I have been conversing with three different bloggers on this very topic lately. One was arguing about Secularism, another was discussing the case of that bake shop that refused to sell a wedding cake to a gay couple, and the third was discussing freewill and the lack of divine interaction in our lives. Those are all very different topics. But they all had one thing in common: they all made some comment on morality being dependent on religion, and, in particular, on Christianity.
But how much truth is in that claim? Do we need religion, or faith, or god, to be good? I would say no. I am an atheist. I have been for ten years now. I have donated teddy bears to women’s shelters, I have donated clothes, I have collected cans to donate to the food bank, I have volunteered my time. Would anybody out there say that I am a bad person? I would question the motives of any person who would. But this alone is not enough to prove that one does not need religion to be good.
So what would prove it? Morality is highly subjective. What one person claims to be moral another may say is immoral. Murder is often used to show that morality is objective, but there are different standers as to what constitutes murder in different places. In some cases, such as where the military is concerned, killing another human is seen as acceptable. So what a Christian may consider good, an atheist may not. Does this mean that we need god to be good? No. That Christian may say yes, but not everybody would agree. In fact, I believe that the majority would disagree.
So can I be good without god? I don’t think that there is a scientific way to prove this one way or the other, but philosophy will offer a method for me to research both. According to Consequentialism, the consequences of my actions determines whether they are morally permissible. When I donated teddy bears, I offered comfort to children who had no home. When I donated clothes, I prevented waste from being added to landfills and ensured that somebody would have good clothes to wear. When I collected cans, I helped ensure that someone would have a meal. When I volunteer, I make sure that some opportunity is available that would not otherwise be available. The consequences of these actions are all a net positive. This does not make me an overall good person: I could do more things that are morally impermissible. But it does suggest that I am capable of doing good things despite being an atheist.
I can also use deontology to determine if one can be good without god. According to deontology, one’s goodness is dependent on their adherence to rules. Do I fit this definition of good? I believe I do. I don’t break the law. In fact I lead a fairly quiet, boring life. I may jay walk on occasion, so I guess in that sense I am not good. But most of the time I fit perfectly well into the deontological definition of good. So in this sense it is also possible to be good without god.

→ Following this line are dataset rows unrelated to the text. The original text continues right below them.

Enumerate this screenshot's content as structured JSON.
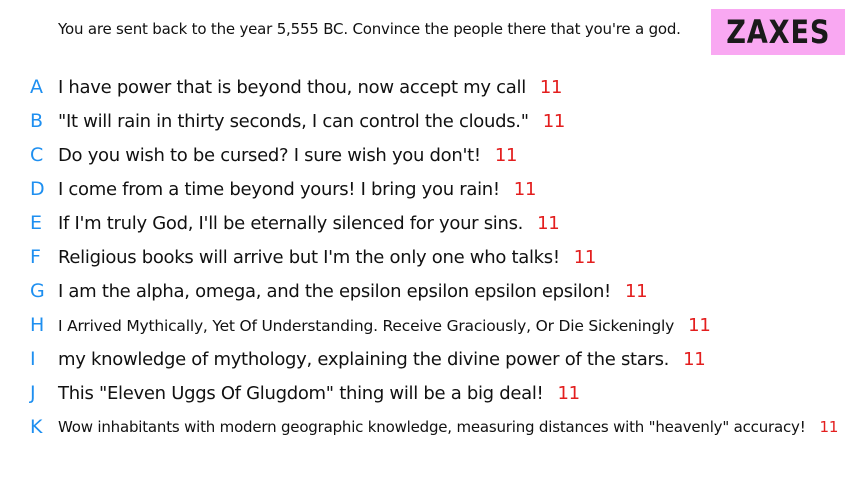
{
  "prompt": "You are sent back to the year 5,555 BC. Convince the people there that you're a god.",
  "badge": "ZAXES",
  "colors": {
    "letter": "#1e8ff0",
    "score": "#e31e1e",
    "badge_bg": "#f9a8f2"
  },
  "answers": [
    {
      "letter": "A",
      "text": "I have power that is beyond thou, now accept my call",
      "score": "11"
    },
    {
      "letter": "B",
      "text": "\"It will rain in thirty seconds, I can control the clouds.\"",
      "score": "11"
    },
    {
      "letter": "C",
      "text": "Do you wish to be cursed? I sure wish you don't!",
      "score": "11"
    },
    {
      "letter": "D",
      "text": "I come from a time beyond yours! I bring you rain!",
      "score": "11"
    },
    {
      "letter": "E",
      "text": "If I'm truly God, I'll be eternally silenced for your sins.",
      "score": "11"
    },
    {
      "letter": "F",
      "text": "Religious books will arrive but I'm the only one who talks!",
      "score": "11"
    },
    {
      "letter": "G",
      "text": "I am the alpha, omega, and the epsilon epsilon epsilon epsilon!",
      "score": "11"
    },
    {
      "letter": "H",
      "text": "I Arrived Mythically, Yet Of Understanding. Receive Graciously, Or Die Sickeningly",
      "score": "11"
    },
    {
      "letter": "I",
      "text": "my knowledge of mythology, explaining the divine power of the stars.",
      "score": "11"
    },
    {
      "letter": "J",
      "text": "This \"Eleven Uggs Of Glugdom\" thing will be a big deal!",
      "score": "11"
    },
    {
      "letter": "K",
      "text": "Wow inhabitants with modern geographic knowledge, measuring distances with \"heavenly\" accuracy!",
      "score": "11"
    }
  ]
}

The final philosophical moral theory that I will go into is Virtue Ethics. This theory focuses on one’s character to determine whether an action is right or wrong. According to this thought, my intentions and the benefit of my group and myself determine the rightness or wrongness of my actions. When I donated, I intended to reduce waste and offer something to somebody who needed it. Since my intentions were good, and there were positive benefits to my action, it was good. Once again, I can be good without being religious.
These different ethical systems appeal to different people, and they are the three main ethical theories, which is why I went into each of them. All three offer different methods of morality, and in all three it is possible to be good without being religious. It doesn’t matter that morality is subjective, and it doesn’t matter whether a god exists or not. As far as I’m concerned, the consequences of my actions are the main deciding factor.
Which of the three theories do you prefer?